August 2005Mentoring

Child’s Work

Five European countries are bringing design professionals into the classroom.

By Mireille Hyde

Posted July 25, 2005

A hat to soothe crying children, light-sensitive swim goggles, and shoes that simulate walking on air are all part of Fantasy Design, a traveling exhibition of international schoolchildren’s first forays into design education, which culminates this October at the Lighthouse-Scotland’s Centre for Architecture, Design and the City, in Glasgow. The exhibition is the public-relations arm of a three-year intensive program of the same name, formed to highlight the benefits of beginning design education at an early age.

Through the cooperation of European schools and their museum sponsors, students from Belgium, Denmark, Finland, Norway, and Scotland were able to spend class time inventing products under the supervision of design professionals. “Children often think it’s completely far-fetched that they could become designers,” says Lesley Riddell, manager of education at the Lighthouse. “Meeting professionals in person—especially those who are in some cases only fifteen or so years older—made that exciting goal feel like an attainable one.” In addition to bringing professionals into the classroom, participating design companies—including the Finnish companies Fiskars, Verso Design, and Arabia—set up factory and studio visits for the children.

Forty percent of the funding for the project was generated as part of the EU’s European Commission cultural programming, which aims to promote creativity and the arts throughout the region. The rest was provided by art institutions in each of the five participating countries; Finland’s Design Museum served as coordinator on the program, in cooperation with Belgium’s Design Museum Ghent, Norway’s Norsk Form, Scotland’s Lighthouse, and Denmark’s Hindholm Socialpaedagogiske Seminar-ium. These institutions recruited designers—such as Sari Anttonen (Finland), Katty Barac (Scotland), Tore Brustad (Norway), Niels Peter Flint (Denmark), and Dirk Wynants (Belgium)—who could explain their work and the step-by-step processes they used to create it with the teachers as well as the students. The designers led an international seminar in Norway on how to speak about design principles so that the teachers could supervise the students, with regular guidance from the professionals, in crafting “prototypes” of their own.

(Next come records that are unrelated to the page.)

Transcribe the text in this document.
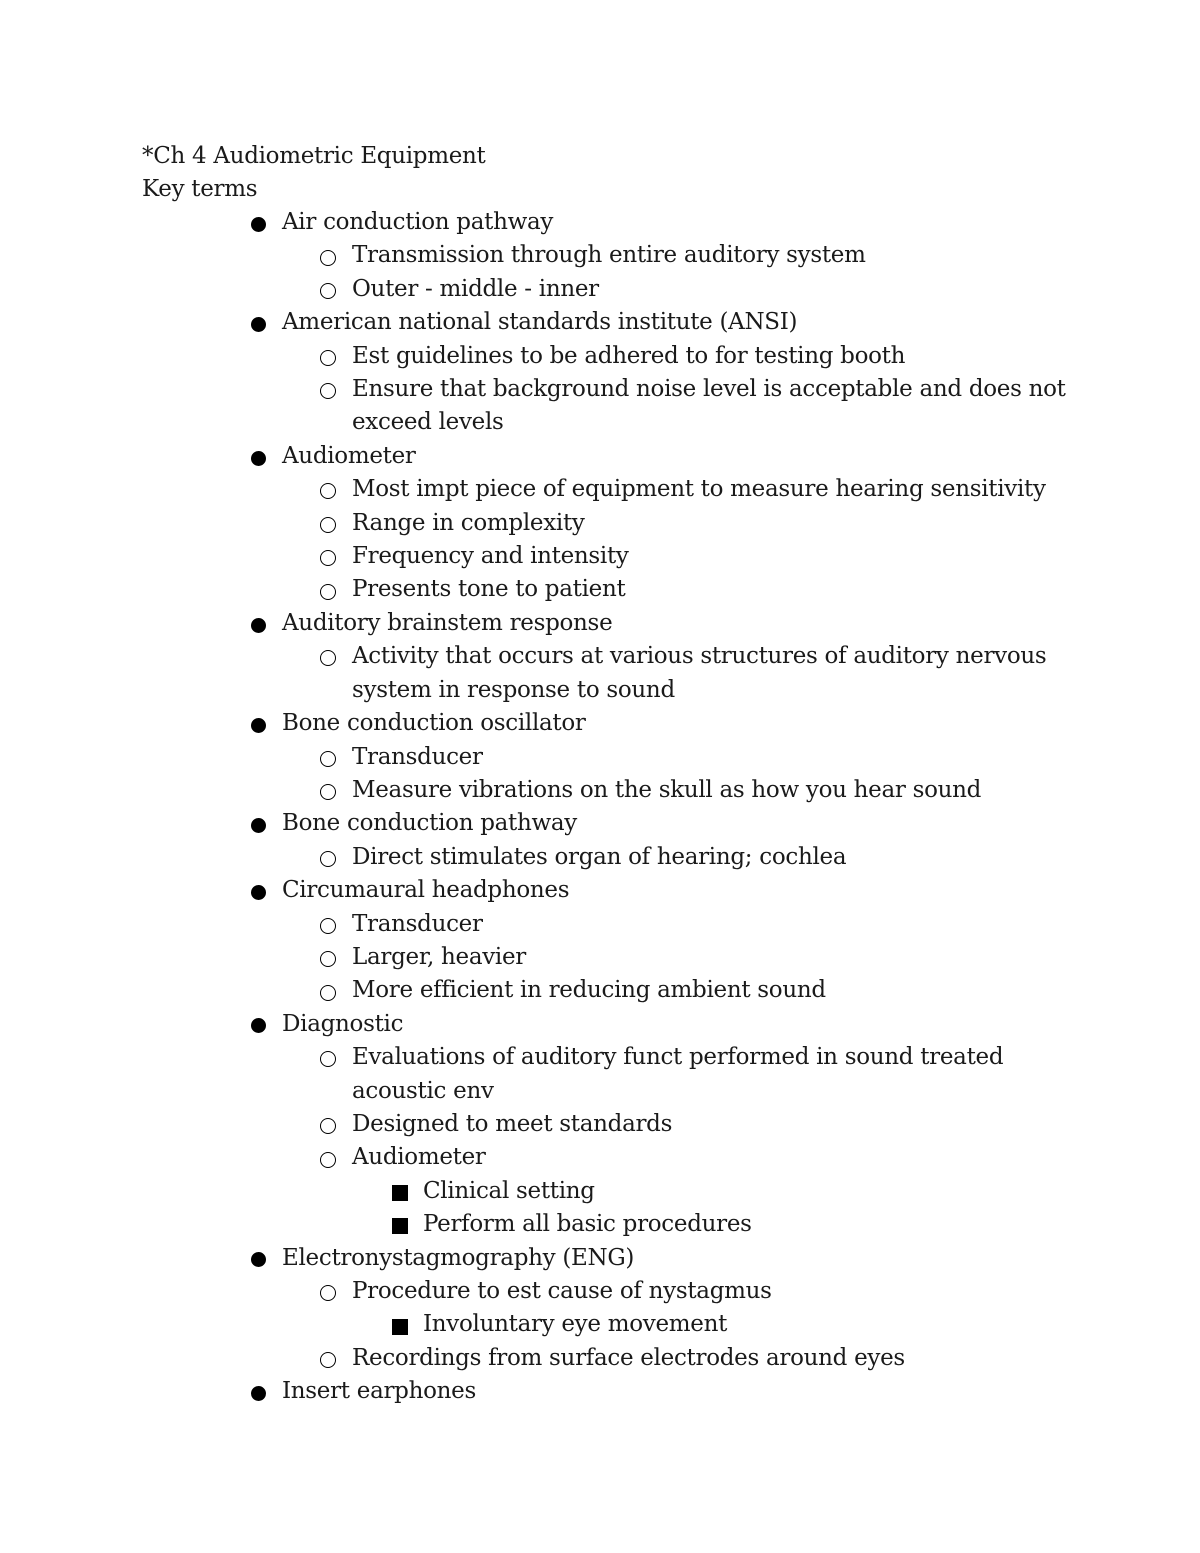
*Ch 4 Audiometric Equipment
Key terms
Air conduction pathway
Transmission through entire auditory system
Outer - middle - inner
American national standards institute (ANSI)
Est guidelines to be adhered to for testing booth
Ensure that background noise level is acceptable and does not exceed levels
Audiometer
Most impt piece of equipment to measure hearing sensitivity
Range in complexity
Frequency and intensity
Presents tone to patient
Auditory brainstem response
Activity that occurs at various structures of auditory nervous system in response to sound
Bone conduction oscillator
Transducer
Measure vibrations on the skull as how you hear sound
Bone conduction pathway
Direct stimulates organ of hearing; cochlea
Circumaural headphones
Transducer
Larger, heavier
More efficient in reducing ambient sound
Diagnostic
Evaluations of auditory funct performed in sound treated acoustic env
Designed to meet standards
Audiometer
Clinical setting
Perform all basic procedures
Electronystagmography (ENG)
Procedure to est cause of nystagmus
Involuntary eye movement
Recordings from surface electrodes around eyes
Insert earphones
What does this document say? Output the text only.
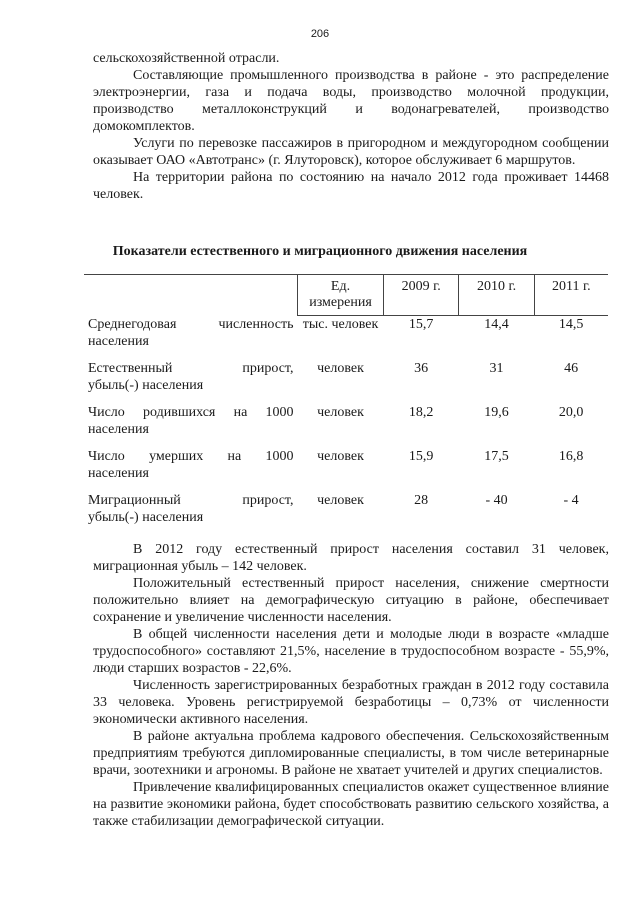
206

сельскохозяйственной отрасли.

Составляющие промышленного производства в районе - это распределение электроэнергии, газа и подача воды, производство молочной продукции, производство металлоконструкций и водонагревателей, производство домокомплектов.

Услуги по перевозке пассажиров в пригородном и междугородном сообщении оказывает ОАО «Автотранс» (г. Ялуторовск), которое обслуживает 6 маршрутов.

На территории района по состоянию на начало 2012 года проживает 14468 человек.

Показатели естественного и миграционного движения населения
	Ед. измерения	2009 г.	2010 г.	2011 г.

Среднегодовая численность
населения	тыс. человек	15,7	14,4	14,5

Естественный прирост,
убыль(-) населения	человек	36	31	46

Число родившихся на 1000
населения	человек	18,2	19,6	20,0

Число умерших на 1000
населения	человек	15,9	17,5	16,8

Миграционный прирост,
убыль(-) населения	человек	28	- 40	- 4

В 2012 году естественный прирост населения составил 31 человек, миграционная убыль – 142 человек.

Положительный естественный прирост населения, снижение смертности положительно влияет на демографическую ситуацию в районе, обеспечивает сохранение и увеличение численности населения.

В общей численности населения дети и молодые люди в возрасте «младше трудоспособного» составляют 21,5%, население в трудоспособном возрасте - 55,9%, люди старших возрастов - 22,6%.

Численность зарегистрированных безработных граждан в 2012 году составила 33 человека. Уровень регистрируемой безработицы – 0,73% от численности экономически активного населения.

В районе актуальна проблема кадрового обеспечения. Сельскохозяйственным предприятиям требуются дипломированные специалисты, в том числе ветеринарные врачи, зоотехники и агрономы. В районе не хватает учителей и других специалистов.

Привлечение квалифицированных специалистов окажет существенное влияние на развитие экономики района, будет способствовать развитию сельского хозяйства, а также стабилизации демографической ситуации.
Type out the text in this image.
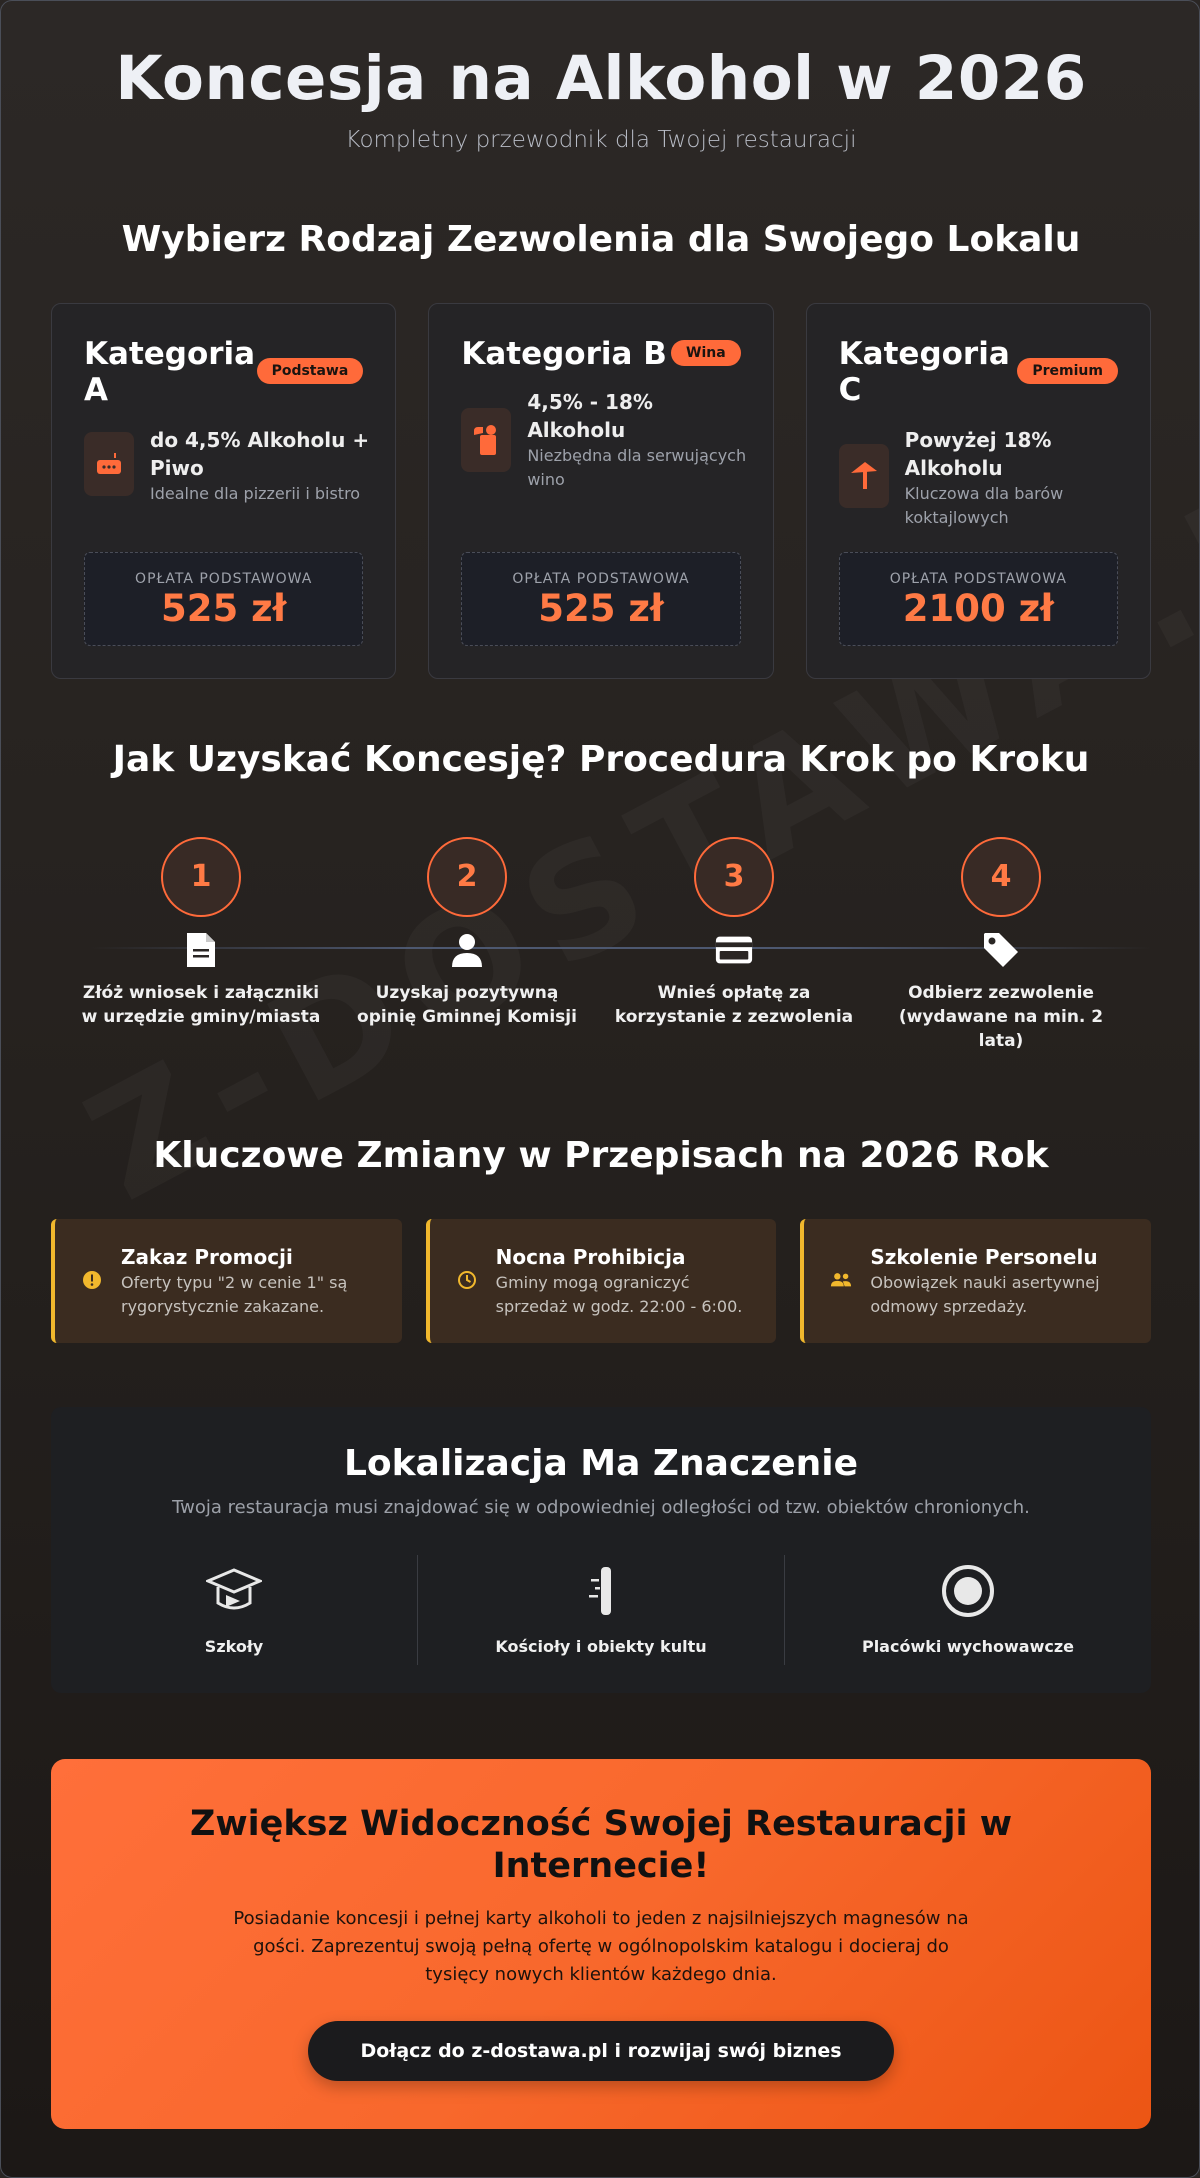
Koncesja na Alkohol w 2026
Kompletny przewodnik dla Twojej restauracji
Wybierz Rodzaj Zezwolenia dla Swojego Lokalu
Kategoria A
Podstawa
do 4,5% Alkoholu + Piwo
Idealne dla pizzerii i bistro
OPŁATA PODSTAWOWA
525 zł
Kategoria B	Wina
4,5% - 18% Alkoholu
Niezbędna dla serwujących wino
OPŁATA PODSTAWOWA
525 zł
Kategoria C
Premium
Powyżej 18% Alkoholu
Kluczowa dla barów koktajlowych
OPŁATA PODSTAWOWA
2100 zł
Jak Uzyskać Koncesję? Procedura Krok po Kroku
1
Złóż wniosek i załączniki w urzędzie gminy/miasta
2
Uzyskaj pozytywną opinię Gminnej Komisji
3
Wnieś opłatę za korzystanie z zezwolenia
4
Odbierz zezwolenie (wydawane na min. 2 lata)
Kluczowe Zmiany w Przepisach na 2026 Rok
Zakaz Promocji
Oferty typu "2 w cenie 1" są rygorystycznie zakazane.
Nocna Prohibicja
Gminy mogą ograniczyć sprzedaż w godz. 22:00 - 6:00.
Szkolenie Personelu
Obowiązek nauki asertywnej odmowy sprzedaży.
Lokalizacja Ma Znaczenie
Twoja restauracja musi znajdować się w odpowiedniej odległości od tzw. obiektów chronionych.
Szkoły	Kościoły i obiekty kultu	Placówki wychowawcze
Zwiększ Widoczność Swojej Restauracji w Internecie!
Posiadanie koncesji i pełnej karty alkoholi to jeden z najsilniejszych magnesów na gości. Zaprezentuj swoją pełną ofertę w ogólnopolskim katalogu i docieraj do tysięcy nowych klientów każdego dnia.
Dołącz do z-dostawa.pl i rozwijaj swój biznes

At the end of the school year an international jury of education and design specialists from each country selected 65 student works to be included in the traveling exhibition—not necessarily because they were the best or most marketable but rather because they spoke most to the educational process. “The exhibition is helping to introduce a new kind of discussion about design,” says Leena Svinhufvud, educational curator at Design Museum. “It’s important not to see it just as a high-minded cultural thing. Fantasy Design offers the chance to see products and environments as something anyone can work with.”

Bookmark and Share

Hans Halinan (15, Finland) relaxes in his Face Chair prototype, produced by Isku, which seats two and has an attached reading lamp.